Just so that we don’t all think Aran created this brilliant way of learning Welsh, please have a look for the above book in Google Books. It is available for free and, while it may not help any of us a lot, the method will be very familiar and even some of the sentences will sound fairly modern (other, not so much).
In the introduction he, basically, says “The lessons should be practices frequently for a few minutes at convenient intervals until the learner is able to give the Welsh at once on seeing or hearing the English”
He gives over 100 sentences that include a very complex sentence and the main parts (all useful in themselves) that build up to it. It’s a very interesting book that holds up remarkably well 125 years after it was published!

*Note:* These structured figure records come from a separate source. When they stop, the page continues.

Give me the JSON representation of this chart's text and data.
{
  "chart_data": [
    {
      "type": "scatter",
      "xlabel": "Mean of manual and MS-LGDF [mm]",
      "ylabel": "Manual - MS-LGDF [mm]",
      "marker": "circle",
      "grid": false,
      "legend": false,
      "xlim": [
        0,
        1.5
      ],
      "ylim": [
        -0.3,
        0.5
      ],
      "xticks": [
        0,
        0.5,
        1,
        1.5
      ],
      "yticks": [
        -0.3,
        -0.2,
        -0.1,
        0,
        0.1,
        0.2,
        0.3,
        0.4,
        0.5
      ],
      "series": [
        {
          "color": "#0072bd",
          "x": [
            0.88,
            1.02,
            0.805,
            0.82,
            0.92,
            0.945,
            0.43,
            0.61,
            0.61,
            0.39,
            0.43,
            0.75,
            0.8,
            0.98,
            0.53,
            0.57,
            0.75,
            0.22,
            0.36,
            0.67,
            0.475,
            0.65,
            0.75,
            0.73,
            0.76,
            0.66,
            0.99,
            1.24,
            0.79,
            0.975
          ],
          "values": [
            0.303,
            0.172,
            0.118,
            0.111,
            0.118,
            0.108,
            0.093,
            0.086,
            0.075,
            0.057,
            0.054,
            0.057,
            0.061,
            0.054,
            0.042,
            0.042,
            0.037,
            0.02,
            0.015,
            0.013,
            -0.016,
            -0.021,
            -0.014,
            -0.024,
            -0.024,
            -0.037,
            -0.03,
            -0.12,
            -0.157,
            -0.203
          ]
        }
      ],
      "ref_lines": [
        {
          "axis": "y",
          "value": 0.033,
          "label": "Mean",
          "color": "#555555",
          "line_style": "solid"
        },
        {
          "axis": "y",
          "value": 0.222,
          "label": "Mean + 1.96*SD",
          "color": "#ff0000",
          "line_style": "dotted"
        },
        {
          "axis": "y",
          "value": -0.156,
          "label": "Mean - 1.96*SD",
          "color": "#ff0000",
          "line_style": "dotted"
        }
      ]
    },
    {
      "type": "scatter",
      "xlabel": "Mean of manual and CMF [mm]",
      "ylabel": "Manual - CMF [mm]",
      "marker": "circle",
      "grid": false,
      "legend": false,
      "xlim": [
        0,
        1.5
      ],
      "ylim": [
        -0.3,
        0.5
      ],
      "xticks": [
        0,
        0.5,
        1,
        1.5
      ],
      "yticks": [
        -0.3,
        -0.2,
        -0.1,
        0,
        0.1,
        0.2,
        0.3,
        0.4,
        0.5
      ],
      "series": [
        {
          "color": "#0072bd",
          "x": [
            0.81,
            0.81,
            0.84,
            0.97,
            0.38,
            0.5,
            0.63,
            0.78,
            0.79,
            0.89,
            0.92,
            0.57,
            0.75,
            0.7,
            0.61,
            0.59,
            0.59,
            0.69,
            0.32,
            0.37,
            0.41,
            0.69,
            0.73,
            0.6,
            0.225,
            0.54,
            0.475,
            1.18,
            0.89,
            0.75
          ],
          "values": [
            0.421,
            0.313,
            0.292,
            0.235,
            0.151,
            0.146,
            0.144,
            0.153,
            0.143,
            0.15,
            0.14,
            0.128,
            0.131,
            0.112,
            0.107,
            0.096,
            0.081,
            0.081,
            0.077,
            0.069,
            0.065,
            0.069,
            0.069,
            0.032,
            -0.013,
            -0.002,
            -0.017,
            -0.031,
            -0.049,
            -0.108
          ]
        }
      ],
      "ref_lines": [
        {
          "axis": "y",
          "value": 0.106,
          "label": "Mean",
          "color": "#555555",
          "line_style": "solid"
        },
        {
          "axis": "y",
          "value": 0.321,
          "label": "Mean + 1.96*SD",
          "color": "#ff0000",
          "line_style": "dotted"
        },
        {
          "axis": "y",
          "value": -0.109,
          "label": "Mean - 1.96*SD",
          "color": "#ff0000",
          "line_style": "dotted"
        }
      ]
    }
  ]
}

Just for clarity’s sake, I’ve never previously heard of the interesting-sounding William Spurrell.
There have been a number of courses over the years that have focused (to greater or lesser extent) on producing phrases in the target language after a stimulus in the understood language - Pimsleur was one of the first widely used courses to include an element of spoken production of this nature, and Michel Thomas made even more extensive use of it.
Nonetheless, the spoken production is only a part of the SSi method (albeit the most obvious part). Equally important is the SSi use of interval learning to strengthen memory, interleaving to improve acquisition, and listening exercises using only learnt material (both unaccelerated and accelerated).
In writing the courses, I have drawn on a range of theories, several dozen different approaches of which I have personal experience, and some of my own ideas, and I do (in line with the Copyright, Designs and Patents Act 1988) assert my moral right to be identified as author of these courses.
Hey, Aran
I certainly didn’t mean to suggest your course isn’t original and yours. I was just really, really surprised that something so colloquial existed as a learning method for Welsh at the end of the 19th century. I think you would be very interested in the book and Spurrell’s approach. It has a lot in common with the new Level 1 in that the main sentence and all the little sentences that make it up are based on common conversation. Probably not the 4000 most common Welsh words today, but still quite conversational.
I’m happy to chalk it down to the law of unintended consequences, but I think if you look again at the first sentence there, you’ll realise that most people who read it would indeed interpret it as a suggestion that the course isn’t original/by me - so of course I need to set that straight.